Il s’agit de poèmes classiques chinois sur le thé. C’est Li Po, au VIIIe siècle apr. J.-C., qui composa ce que l’on considère comme le premier poème sur le thé pour remercier son neveu, le moine Chung fu, qui lui avait offert du thé de la montagne de la Source de jade. Le poète avait entendu parler de cette montagne qui regorgeait de grottes. À l’extérieur, au milieu des rochers, poussaient des théiers. La Source de jade en aspergeait les racines et les branches de gouttes parfumées. Seul un vieil homme venait cueillir leurs feuilles qui, quand on les buvait, tonifiaient chair et os : il les séchait au soleil et les façonnait en briques 1. À l’âge de quatre-vingts ans passés, son teint gardait la couleur des pêches et des prunes. Alors que Li Po voyageait dans le Ching ling, le moine Chung fu, son neveu comme je l’ai dit plus haut, lui avait offert des dizaines de ces briques dont la forme ressemblait à une main humaine. On appelait ce thé « la main d’immortel ». Un matin, assis, ressentant encore les bienfaits de la boisson, Li Po composa des vers superbes et une préface pour en faire l’éloge. C’est également au VIIIe siècle que naquit Lu Tung 2, surnommé le « fou du thé ». « Du matin au soir », explique M. Paul Butel 3, « le maître [Lu Tung] ne faisait rien d’autre que de réciter des poèmes et de préparer la boisson dont il raffolait avec tant de passion que quelques-uns de ses contemporains le crurent fou. N’écrit-il pas “je ne m’intéresse nullement à l’immortalité, mais seulement au goût du thé” ? ». Autant Lu Yu est célèbre en prose pour son « Classique du thé » ; autant Lu Tung l’est en poésie pour son chant des « Sept tasses de thé » 4, qui décrit remarquablement le plaisir apporté par les tasses successives de thé, depuis la première qui « humecte lèvres et gosier » jusqu’à la septième qui provoque « un vent frais sous [les] aisselles », c’est-à-dire une extase quasiment religieuse. Plus qu’une idéalisation de la manière de boire, le thé représente chez lui une mystique de l’art de la vie, comme on le voit à son existence recluse, subtile, loin d’une carrière dans le fonctionnariat. Son théisme est un taoïsme déguisé.

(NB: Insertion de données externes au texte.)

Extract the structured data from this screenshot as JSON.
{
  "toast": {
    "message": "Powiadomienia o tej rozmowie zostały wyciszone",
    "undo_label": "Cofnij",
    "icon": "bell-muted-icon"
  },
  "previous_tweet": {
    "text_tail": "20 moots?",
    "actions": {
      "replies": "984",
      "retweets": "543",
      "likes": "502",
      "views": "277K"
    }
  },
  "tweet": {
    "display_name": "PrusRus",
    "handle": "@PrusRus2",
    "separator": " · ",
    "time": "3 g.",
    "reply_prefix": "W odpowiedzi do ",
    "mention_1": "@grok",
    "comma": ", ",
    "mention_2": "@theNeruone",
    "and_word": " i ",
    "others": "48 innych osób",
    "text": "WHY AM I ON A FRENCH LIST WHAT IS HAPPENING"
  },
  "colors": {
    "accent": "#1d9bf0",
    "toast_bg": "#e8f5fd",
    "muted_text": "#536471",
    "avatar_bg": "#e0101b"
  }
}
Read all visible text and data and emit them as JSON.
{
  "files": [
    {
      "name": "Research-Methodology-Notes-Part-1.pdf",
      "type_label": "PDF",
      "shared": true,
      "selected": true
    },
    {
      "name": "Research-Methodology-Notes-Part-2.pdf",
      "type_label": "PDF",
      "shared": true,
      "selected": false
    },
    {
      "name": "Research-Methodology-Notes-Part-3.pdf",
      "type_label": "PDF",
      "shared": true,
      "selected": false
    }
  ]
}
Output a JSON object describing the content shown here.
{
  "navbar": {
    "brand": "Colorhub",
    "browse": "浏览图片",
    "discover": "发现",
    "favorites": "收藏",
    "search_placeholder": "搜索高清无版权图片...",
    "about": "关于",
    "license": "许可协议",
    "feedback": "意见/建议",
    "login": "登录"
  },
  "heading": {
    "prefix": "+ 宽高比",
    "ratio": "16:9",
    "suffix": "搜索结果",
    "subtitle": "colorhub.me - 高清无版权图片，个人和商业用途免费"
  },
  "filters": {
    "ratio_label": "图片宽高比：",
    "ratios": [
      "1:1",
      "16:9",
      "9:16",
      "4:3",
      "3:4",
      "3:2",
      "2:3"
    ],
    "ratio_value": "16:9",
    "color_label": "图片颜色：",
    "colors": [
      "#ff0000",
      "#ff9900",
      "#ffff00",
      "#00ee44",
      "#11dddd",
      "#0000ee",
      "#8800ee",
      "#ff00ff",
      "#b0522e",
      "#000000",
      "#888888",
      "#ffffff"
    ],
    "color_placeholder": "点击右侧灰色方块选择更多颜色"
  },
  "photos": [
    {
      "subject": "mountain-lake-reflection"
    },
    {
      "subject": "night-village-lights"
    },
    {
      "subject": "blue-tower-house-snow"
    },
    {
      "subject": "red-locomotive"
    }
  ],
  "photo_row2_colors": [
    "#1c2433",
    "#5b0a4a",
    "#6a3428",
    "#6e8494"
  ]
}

- Le thé était jadis conservé sous forme de briques compressées, aussi dures qu’une pierre, comme il s’en vend encore dans les provinces orientales de la Russie.
- En chinois 盧仝. Parfois transcrit Lotung ou Lu Tong.
- « Histoire du thé », p. 22.
- En chinois « 七碗茶 ». Parfois traduit « Sept bols de thé ». Ce chant n’est, en réalité, que la partie centrale d’un long poème intitulé « Zoubi Meng jianyi ji xincha » (« 走筆謝孟諫議寄新茶 »), c’est-à-dire « Remerciements empressés adressés au censeur impérial Meng pour son cadeau de thé fraîchement coupé ».